Machine Learning Operations (MLOps) Engineer
- oxford, oxfordshire, OX1, United Kingdom
- Permanent·Hybrid
- Full time
- £80,000 - £80,000 Per Annum
Job Description
About the Role
Our client is seeking an experienced Machine Learning Operations (MLOps) Engineer to join their forward-thinking team in Oxford . This hybrid role is crucial for bridging the gap between machine learning model development and production deployment, ensuring efficiency, reliability, and scalability. You will design, build, and automate the infrastructure and workflows required to support the end-to-end machine learning lifecycle. This is an exceptional opportunity to work within a renowned academic and technological hub, contributing to the advancement of AI solutions in a collaborative and innovative setting.
Key Responsibilities
- Design, implement, and manage CI/CD pipelines for machine learning models.
- Develop and maintain infrastructure for model training, validation, and deployment.
- Automate and optimize the ML lifecycle, from data ingestion to monitoring and retraining.
- Collaborate with data scientists and engineers to ensure seamless integration of models into production systems.
- Implement monitoring solutions for model performance, drift, and operational health.
- Ensure the scalability, security, and reliability of ML platforms and services.
Requirements
- Bachelor's degree in Computer Science, Engineering, or a related technical field.

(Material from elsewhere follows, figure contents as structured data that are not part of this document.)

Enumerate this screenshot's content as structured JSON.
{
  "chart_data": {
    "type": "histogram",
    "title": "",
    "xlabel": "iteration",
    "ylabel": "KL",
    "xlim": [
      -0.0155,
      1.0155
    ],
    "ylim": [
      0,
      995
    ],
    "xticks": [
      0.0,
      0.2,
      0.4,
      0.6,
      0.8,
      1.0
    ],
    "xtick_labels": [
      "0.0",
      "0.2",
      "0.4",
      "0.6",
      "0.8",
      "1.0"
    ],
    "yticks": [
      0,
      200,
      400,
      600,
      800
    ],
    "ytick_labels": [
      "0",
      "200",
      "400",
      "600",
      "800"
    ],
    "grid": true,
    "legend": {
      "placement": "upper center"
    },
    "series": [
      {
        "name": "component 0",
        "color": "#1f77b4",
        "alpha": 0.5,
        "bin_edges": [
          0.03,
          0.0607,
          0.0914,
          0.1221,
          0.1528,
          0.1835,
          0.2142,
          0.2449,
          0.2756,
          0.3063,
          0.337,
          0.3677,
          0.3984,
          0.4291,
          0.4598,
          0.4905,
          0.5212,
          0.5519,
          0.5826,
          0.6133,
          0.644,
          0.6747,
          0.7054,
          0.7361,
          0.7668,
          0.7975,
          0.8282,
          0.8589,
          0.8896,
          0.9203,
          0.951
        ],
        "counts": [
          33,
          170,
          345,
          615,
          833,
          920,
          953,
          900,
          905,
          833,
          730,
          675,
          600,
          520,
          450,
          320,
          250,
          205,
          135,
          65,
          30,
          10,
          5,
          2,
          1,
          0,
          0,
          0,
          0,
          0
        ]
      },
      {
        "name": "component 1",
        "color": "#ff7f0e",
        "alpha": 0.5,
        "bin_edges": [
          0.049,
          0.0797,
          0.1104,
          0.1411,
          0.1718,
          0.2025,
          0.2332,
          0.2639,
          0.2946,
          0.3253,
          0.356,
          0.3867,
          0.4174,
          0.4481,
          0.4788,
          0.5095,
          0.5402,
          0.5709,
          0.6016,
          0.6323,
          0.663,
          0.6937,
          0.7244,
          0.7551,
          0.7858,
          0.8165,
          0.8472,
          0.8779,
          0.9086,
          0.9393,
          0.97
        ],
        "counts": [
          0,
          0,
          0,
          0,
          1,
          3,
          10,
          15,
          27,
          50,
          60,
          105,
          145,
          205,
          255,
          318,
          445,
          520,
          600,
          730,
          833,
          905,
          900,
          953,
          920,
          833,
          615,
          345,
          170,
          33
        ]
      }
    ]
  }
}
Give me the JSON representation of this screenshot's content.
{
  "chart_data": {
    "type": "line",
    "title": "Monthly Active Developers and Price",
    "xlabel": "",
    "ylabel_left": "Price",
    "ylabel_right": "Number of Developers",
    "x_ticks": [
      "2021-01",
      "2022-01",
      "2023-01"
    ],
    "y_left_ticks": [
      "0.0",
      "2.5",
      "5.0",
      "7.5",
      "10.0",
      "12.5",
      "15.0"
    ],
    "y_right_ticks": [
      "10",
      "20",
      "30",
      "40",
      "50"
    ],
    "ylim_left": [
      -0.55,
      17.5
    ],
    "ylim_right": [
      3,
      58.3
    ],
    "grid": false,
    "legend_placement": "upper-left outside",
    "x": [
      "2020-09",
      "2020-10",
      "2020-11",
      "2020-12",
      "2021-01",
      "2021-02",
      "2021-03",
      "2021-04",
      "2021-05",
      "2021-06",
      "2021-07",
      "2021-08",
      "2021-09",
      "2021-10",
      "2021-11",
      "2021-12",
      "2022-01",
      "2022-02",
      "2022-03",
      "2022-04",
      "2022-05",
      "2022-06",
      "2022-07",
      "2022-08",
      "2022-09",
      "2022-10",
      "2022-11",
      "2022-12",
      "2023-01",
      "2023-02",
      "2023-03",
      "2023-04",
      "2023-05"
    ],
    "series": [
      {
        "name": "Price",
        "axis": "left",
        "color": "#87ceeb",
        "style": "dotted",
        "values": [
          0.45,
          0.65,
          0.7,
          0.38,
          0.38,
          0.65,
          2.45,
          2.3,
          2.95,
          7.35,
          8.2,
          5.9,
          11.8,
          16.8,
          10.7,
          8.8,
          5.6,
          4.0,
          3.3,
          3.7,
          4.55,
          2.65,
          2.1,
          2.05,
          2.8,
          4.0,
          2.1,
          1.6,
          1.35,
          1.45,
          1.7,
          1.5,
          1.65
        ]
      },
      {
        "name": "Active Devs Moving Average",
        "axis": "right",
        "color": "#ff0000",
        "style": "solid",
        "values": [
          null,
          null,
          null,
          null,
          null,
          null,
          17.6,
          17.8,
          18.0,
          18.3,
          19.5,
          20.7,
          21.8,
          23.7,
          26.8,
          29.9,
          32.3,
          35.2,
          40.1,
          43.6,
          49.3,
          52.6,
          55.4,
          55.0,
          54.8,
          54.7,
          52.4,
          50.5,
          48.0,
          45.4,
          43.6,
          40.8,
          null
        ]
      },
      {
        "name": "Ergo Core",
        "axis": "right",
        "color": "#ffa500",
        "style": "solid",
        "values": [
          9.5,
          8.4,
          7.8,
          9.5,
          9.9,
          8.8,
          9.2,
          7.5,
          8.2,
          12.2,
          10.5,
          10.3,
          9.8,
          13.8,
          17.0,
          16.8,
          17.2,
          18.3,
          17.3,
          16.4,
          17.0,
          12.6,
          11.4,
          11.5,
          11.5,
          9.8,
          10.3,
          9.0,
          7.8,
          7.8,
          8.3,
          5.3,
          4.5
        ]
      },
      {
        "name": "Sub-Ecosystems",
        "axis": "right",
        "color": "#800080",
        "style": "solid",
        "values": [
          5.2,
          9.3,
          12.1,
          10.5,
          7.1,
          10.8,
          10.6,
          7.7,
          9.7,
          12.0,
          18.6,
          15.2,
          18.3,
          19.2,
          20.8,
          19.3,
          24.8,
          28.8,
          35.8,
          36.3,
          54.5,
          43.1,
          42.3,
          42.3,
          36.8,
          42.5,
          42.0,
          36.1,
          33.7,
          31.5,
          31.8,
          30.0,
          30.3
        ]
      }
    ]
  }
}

- 3+ years of experience in DevOps, SRE, or MLOps engineering.
- Strong proficiency in Python and experience with relevant ML libraries and frameworks.
- Hands-on experience with cloud platforms (AWS, Azure, GCP) and containerization technologies (Docker, Kubernetes).
- Familiarity with MLOps tools and best practices (e.g., MLflow, Kubeflow, model registries).
- Understanding of software engineering principles and CI/CD best practices.
Benefits
- Competitive salary and comprehensive benefits package.
- Hybrid work model offering flexibility in Oxford .
- Opportunity to work on cutting-edge AI projects in a leading research environment.
- Support for professional development and continuous learning.
- A collaborative and intellectually stimulating work culture.